I believe that MOPAC output file is giving the incorrect inchi- might be an internal MOPAC problem. The one from the geometry must be from RDKit(?) and it's the correct one- I checked using the website.

It's not an Openbabel problem because I just ran it fresh with the latest RMG.

In fact, the .mop file contains the correct inchi, but then the .out file contains the one missing the H!

rwest commented 11 years ago

Ok. What happens if you replace it with a string like 1234567890123456790... ? Does MOPAC delete the Nth character or is it something special about that ,8H2, ?
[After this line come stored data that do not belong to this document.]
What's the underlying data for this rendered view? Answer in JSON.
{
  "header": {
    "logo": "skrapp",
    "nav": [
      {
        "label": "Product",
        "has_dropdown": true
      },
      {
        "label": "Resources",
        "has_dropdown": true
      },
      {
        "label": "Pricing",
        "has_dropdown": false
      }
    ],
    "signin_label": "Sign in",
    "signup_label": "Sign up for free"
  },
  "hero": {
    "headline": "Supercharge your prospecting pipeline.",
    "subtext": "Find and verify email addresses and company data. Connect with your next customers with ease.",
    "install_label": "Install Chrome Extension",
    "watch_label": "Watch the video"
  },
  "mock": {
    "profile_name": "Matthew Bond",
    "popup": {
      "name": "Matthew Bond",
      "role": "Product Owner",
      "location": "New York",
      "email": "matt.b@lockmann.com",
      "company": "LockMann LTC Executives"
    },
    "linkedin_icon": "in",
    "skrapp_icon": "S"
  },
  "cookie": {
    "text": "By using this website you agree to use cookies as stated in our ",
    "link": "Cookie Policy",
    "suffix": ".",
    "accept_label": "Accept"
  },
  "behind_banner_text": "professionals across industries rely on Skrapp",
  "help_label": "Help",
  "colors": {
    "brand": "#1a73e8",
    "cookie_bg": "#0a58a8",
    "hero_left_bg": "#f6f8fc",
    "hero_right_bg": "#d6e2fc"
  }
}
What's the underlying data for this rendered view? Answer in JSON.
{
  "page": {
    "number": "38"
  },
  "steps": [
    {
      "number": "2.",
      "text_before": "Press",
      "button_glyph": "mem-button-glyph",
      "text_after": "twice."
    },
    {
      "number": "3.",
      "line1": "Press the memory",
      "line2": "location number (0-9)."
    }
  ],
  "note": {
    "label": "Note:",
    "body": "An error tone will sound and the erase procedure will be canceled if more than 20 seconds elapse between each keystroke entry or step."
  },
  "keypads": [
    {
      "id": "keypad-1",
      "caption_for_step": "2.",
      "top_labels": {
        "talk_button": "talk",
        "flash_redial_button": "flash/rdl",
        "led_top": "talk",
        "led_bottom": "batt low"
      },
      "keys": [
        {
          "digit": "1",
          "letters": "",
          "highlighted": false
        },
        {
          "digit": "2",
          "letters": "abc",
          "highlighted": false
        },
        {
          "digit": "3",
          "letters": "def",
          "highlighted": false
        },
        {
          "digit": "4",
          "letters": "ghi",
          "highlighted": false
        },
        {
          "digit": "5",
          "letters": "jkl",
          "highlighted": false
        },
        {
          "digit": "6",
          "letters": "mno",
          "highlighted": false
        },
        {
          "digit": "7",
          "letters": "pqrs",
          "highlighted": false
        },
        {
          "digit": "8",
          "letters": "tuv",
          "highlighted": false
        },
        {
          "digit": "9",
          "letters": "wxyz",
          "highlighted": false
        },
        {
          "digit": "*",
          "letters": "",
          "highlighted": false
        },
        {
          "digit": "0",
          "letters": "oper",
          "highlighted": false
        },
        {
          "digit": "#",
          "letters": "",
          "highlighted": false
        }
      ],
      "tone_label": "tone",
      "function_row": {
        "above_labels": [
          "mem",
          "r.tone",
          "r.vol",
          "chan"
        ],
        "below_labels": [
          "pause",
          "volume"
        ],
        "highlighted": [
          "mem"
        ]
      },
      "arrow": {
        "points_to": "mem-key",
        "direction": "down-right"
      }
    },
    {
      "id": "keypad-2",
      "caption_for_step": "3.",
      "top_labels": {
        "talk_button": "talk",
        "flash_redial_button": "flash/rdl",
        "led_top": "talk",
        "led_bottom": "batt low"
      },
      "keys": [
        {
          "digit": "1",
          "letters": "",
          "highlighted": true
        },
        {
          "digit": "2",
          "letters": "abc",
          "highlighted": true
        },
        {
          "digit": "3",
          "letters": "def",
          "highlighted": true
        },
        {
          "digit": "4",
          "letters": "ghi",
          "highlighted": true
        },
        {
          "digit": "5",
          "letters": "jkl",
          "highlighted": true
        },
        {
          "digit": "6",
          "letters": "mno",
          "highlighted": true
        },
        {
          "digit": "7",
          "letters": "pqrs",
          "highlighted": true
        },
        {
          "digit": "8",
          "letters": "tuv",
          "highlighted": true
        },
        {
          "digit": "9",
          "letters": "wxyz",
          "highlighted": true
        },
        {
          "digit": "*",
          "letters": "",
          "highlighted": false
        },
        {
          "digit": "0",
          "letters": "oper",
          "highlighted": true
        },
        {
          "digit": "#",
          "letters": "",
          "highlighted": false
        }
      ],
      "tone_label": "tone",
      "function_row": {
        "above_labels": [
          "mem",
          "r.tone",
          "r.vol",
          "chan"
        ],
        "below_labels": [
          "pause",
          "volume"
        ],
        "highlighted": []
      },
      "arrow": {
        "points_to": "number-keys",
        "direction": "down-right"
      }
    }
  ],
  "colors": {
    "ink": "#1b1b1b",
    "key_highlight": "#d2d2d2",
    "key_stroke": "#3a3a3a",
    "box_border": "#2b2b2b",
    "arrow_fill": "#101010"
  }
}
connie commented 11 years ago

There is nothing special about ,8H2, MOPAC appears to be removing the 81th character exactly in the output log file.

Tried a .mop file with this input: abcdefghijklmnopqrstuvwxyzABCDEFGHIJKLMNOPQRSTUVWXYZ1234567890thisisatestformopacwillitwork

Got this in the output (missing the 'c' in mopac): abcdefghijklmnopqrstuvwxyzABCDEFGHIJKLMNOPQRSTUVWXYZ1234567890thisisatestformopawillitwork

connie commented 11 years ago

Perhaps we can allow matching for the first 80 characters if the log file inchi happens to be longer?

connie commented 11 years ago

In any case, the checkForInChiKeyCollision function is missing in both Gaussian and Mopac classes. It appears in QMVerifier (but this class doesn't seem to be used anywhere- was it intended to be a parent class?).